Friday 15 August 2008

The Street Fighter



















It's not about honour. It's not about pride. It's not about schools of thought, or nationality. It's not even about money. What it is about is grinding your opponent under your foot till their hip shatters into bone shrapnel, turning their guts into a pierced, fecal mess. It's about throwing men from balconies and watching their heads shatter into mush on the tarmac below. It's about tearing, clawing, ripping at any dangling weakness. It's about beating everyone into a hateful pulp. It's about victory.

Sonny Chiba fights like a cornered beast. Formal stances are replaced by either ducking opportunism or naked rage. Chiba's fighting style is ugly and mean, lacking any of Chinese Boxing cinema's balletic qualities. Grace is irrelevant - he's out to kill. Structurally, fighting in The Street Fighter is much like Bruce Lee's first few films. Not so much a match-up as an overwhelming pummelling. Chiba is not content to down an opponent either. Snap kicks are out. Howling, gouges, and swipes are in. He intends to cripple.

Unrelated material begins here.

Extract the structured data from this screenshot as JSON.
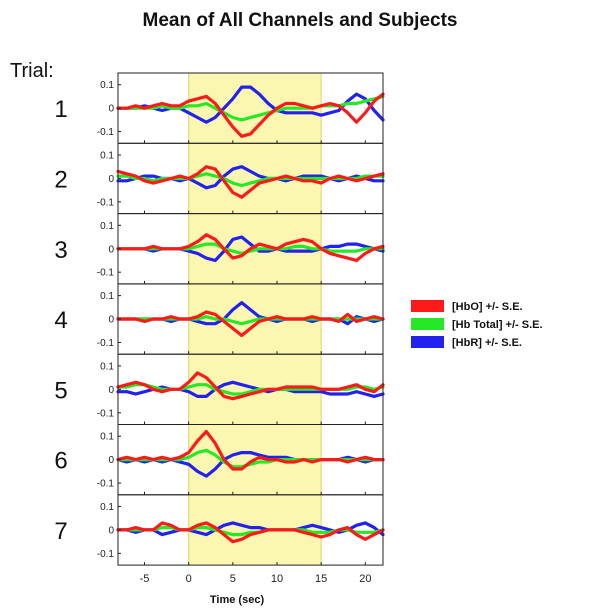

Chiba plays Takuma Tsurugi - an international bastard for hire saddled with Rakuda Cho, comedy sidekick whom he doesn't even seem to like. Tsurugi pisses off a load of gangsters by asking for far too much money. After annihilating dozens of their henchman, he decides to throw in with their quarry - a pretty young oil magnate played by Yutaka Nakajima - but not before putting several of her bodyguards in comas. Tsurgi is ruthlessly, effortlessly, immoral. Completely willing to sell debt flaunting moochers into sex slavery at the drop of a hat. A man completely and utterly locked into a personal martial arts doomsday by his father's psychotic parting wish: "never trust anyone". He doesn't Tsurgi senior. Never, ever. Mess with Chiba and he'll deform your skull with an X-Ray punch. POW!